A Winter walk through Summit Lake State Park
They always say that if you don’t like the weather in Indiana, wait 15 minutes. That was true on January 11, 2013 when an unseasonably warm day lead me out to Summit Lake State Park on a beautiful winter day.
When I first got to the park, I ran into a friend of mine, Summit’s Interpretive Naturalist Amber Hook and we decided to drive around. First back toward the campground, then toward the park’s south dock; it was at south dock that we noticed several birds on the lake. The birds included Canada Geese, Swans, and Coots. Many of these birds were sitting on the ice that was slowly melting in the 60 degree temperatures. Amber pointed out that there were 5 swans, three of which were juvenile. Most likely, the adults were the mother and father and the juveniles were siblings.
After our short pit stop at south dock we headed on over to the Summit Lake’s beach parking lot to begin walking trail 3. As we got out of the car to begin our walk we could hear Chipping Sparrow in the woods. The wood that trail 3 meanders through is known as a succession forest leading into a climactic forest, this means that most of the trees are hard wood, cherries and hickory, and range in age from about 60-100 years.

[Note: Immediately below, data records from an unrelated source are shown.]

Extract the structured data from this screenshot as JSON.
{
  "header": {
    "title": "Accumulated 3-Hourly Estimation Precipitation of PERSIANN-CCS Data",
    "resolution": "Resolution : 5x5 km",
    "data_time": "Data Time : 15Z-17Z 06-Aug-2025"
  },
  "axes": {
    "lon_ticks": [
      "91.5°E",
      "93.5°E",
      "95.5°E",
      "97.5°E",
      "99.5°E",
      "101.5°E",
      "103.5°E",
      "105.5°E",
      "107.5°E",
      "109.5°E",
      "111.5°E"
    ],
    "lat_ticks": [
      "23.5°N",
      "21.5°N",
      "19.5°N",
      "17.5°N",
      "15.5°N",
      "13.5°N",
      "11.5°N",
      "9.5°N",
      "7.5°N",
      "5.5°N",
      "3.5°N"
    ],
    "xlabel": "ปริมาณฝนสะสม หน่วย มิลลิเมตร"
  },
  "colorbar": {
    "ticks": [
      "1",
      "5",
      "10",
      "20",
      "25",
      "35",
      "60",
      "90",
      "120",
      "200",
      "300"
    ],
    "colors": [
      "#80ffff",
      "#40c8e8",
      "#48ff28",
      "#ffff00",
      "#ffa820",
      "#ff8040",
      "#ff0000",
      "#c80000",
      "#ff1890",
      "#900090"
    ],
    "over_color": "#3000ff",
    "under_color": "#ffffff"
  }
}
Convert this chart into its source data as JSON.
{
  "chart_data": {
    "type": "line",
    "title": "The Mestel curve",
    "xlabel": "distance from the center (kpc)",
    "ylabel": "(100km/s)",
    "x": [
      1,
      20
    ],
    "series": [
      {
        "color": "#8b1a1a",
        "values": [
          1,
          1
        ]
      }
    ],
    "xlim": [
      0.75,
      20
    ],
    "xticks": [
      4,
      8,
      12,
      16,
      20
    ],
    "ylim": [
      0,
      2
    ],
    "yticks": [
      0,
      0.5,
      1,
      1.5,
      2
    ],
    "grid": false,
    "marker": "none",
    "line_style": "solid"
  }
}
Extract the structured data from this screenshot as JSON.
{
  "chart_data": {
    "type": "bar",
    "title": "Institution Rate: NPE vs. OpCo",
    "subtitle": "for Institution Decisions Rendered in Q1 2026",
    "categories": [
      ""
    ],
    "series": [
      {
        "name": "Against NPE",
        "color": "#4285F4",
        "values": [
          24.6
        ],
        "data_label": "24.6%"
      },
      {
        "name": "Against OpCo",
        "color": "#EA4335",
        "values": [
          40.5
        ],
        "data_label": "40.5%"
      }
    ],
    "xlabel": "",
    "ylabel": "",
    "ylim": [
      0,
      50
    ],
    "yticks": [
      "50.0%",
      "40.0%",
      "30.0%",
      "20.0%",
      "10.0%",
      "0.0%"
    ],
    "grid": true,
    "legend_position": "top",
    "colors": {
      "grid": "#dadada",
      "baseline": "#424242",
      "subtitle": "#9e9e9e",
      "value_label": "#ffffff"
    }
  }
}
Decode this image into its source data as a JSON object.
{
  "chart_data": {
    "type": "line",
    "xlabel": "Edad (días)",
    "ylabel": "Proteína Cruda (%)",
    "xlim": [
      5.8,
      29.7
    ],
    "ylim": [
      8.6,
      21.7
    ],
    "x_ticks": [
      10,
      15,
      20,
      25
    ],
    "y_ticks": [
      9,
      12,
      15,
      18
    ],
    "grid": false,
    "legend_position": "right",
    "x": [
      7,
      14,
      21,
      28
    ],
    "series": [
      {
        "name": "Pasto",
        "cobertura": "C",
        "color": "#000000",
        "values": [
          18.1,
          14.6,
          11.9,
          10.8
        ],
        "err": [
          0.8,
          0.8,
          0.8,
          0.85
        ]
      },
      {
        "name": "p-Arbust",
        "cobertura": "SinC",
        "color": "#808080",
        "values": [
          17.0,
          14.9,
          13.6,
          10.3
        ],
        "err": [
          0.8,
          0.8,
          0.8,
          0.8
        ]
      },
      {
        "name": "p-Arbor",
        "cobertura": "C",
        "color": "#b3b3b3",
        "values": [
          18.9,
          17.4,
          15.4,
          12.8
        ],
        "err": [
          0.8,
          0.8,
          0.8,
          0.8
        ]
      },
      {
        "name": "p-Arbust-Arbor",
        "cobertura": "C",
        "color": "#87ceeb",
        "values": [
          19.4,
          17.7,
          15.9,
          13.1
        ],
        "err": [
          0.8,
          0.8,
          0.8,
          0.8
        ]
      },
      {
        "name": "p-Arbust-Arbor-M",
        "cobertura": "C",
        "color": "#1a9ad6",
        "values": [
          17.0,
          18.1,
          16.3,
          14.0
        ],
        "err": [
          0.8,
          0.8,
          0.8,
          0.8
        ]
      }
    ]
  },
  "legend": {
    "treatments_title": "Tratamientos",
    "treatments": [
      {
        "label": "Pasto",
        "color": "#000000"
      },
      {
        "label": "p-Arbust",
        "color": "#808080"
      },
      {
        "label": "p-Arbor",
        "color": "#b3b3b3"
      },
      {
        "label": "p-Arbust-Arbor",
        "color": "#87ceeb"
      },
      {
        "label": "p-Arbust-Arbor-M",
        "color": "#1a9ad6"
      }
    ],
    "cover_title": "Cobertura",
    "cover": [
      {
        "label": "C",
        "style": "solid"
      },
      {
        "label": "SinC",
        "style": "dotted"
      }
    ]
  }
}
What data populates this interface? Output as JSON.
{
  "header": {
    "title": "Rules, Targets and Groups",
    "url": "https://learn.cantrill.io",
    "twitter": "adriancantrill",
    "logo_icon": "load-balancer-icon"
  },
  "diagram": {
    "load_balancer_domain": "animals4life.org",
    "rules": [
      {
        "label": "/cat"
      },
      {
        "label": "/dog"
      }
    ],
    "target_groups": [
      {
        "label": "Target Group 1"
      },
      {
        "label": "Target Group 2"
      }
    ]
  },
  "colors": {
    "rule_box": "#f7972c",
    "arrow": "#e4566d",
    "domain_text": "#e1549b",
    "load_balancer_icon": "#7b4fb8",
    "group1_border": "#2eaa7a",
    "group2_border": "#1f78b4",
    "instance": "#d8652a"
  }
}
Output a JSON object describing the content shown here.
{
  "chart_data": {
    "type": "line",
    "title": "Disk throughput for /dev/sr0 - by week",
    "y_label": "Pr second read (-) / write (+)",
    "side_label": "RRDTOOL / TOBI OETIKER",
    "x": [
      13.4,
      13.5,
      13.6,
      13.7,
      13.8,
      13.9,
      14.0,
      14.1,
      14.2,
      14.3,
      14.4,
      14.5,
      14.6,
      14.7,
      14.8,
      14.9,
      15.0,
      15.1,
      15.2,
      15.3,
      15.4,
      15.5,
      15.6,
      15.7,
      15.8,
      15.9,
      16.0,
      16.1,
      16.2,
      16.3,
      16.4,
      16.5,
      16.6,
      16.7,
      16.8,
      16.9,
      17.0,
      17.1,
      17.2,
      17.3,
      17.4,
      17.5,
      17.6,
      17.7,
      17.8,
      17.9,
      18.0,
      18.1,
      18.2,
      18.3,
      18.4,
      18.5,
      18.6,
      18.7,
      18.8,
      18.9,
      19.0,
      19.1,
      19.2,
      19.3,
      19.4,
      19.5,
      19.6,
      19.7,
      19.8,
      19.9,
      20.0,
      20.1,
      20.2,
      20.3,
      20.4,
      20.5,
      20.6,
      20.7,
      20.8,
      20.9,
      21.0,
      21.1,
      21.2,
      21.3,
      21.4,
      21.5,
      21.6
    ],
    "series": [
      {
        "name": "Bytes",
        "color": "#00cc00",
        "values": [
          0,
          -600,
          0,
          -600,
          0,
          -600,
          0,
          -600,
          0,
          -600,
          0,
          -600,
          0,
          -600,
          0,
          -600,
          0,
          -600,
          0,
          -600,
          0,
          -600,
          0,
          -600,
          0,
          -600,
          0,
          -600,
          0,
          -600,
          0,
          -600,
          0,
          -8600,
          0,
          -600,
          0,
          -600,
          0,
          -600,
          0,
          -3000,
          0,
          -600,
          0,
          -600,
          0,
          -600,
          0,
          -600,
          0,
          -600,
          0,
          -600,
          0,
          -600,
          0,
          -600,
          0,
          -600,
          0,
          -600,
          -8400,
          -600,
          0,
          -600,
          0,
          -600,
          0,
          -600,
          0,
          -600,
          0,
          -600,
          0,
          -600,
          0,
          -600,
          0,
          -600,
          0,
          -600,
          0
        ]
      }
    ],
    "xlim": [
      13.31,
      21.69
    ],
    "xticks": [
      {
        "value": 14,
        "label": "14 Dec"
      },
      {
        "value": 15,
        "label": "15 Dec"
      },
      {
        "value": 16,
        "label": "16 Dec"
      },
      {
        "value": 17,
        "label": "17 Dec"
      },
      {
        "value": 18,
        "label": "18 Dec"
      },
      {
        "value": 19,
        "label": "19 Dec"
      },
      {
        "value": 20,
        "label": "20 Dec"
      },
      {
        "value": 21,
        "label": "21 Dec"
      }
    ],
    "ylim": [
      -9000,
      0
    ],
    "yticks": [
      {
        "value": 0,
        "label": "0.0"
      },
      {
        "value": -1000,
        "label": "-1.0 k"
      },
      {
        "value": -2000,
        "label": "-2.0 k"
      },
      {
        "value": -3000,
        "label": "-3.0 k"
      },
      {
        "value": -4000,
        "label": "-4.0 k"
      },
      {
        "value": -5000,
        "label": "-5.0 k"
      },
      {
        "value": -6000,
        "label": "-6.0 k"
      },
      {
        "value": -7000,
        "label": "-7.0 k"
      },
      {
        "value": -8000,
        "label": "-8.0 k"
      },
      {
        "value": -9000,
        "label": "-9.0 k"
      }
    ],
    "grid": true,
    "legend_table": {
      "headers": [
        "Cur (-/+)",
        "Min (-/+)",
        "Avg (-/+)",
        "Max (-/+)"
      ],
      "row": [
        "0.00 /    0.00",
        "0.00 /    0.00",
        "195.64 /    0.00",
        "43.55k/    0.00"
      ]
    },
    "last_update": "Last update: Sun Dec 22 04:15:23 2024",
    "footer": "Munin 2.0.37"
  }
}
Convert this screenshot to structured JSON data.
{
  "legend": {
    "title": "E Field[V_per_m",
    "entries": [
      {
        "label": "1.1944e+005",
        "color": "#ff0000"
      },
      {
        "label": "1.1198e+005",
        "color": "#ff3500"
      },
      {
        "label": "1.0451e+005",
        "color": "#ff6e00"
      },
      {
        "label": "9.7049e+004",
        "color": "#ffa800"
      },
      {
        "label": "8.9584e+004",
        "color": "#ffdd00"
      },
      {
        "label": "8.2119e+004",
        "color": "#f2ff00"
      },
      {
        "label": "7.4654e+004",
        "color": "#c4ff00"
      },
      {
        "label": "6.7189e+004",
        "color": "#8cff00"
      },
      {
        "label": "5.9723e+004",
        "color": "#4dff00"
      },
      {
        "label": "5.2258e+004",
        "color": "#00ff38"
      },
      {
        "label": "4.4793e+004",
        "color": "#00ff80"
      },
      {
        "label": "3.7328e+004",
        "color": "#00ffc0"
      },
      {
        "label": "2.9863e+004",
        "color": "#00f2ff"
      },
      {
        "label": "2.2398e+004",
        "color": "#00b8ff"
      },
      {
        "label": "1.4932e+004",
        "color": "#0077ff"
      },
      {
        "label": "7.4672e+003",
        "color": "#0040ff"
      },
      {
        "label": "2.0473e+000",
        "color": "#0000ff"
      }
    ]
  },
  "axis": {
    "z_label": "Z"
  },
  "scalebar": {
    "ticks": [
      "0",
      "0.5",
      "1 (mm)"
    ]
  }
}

As we walked through the woods we noticed some scat, which was later identified as Coyote scat. While talking to Amber, I learned the difference between scat and dung. Scat is feces that come from an animal that eats meat, while dung comes from an animal that eats plants.
Trail 3 leads walkers toward the lake and has some beautiful sights of the lake; from this vantage you can see the lake’s dam and many coves that were created when the lake was built in the mid-70’s.
After a quick rest on a picnic table on the banks of the lake we decided to finish our walk. The remainder of the trail stays close to the lake and there are plenty of places to take some awesome pictures of the lake. The trail then leads out toward the park’s beach area, which still had a shallow glaze of ice that hadn’t quite melted yet. Amber and I parted ways; I got into my vehicle and home I went.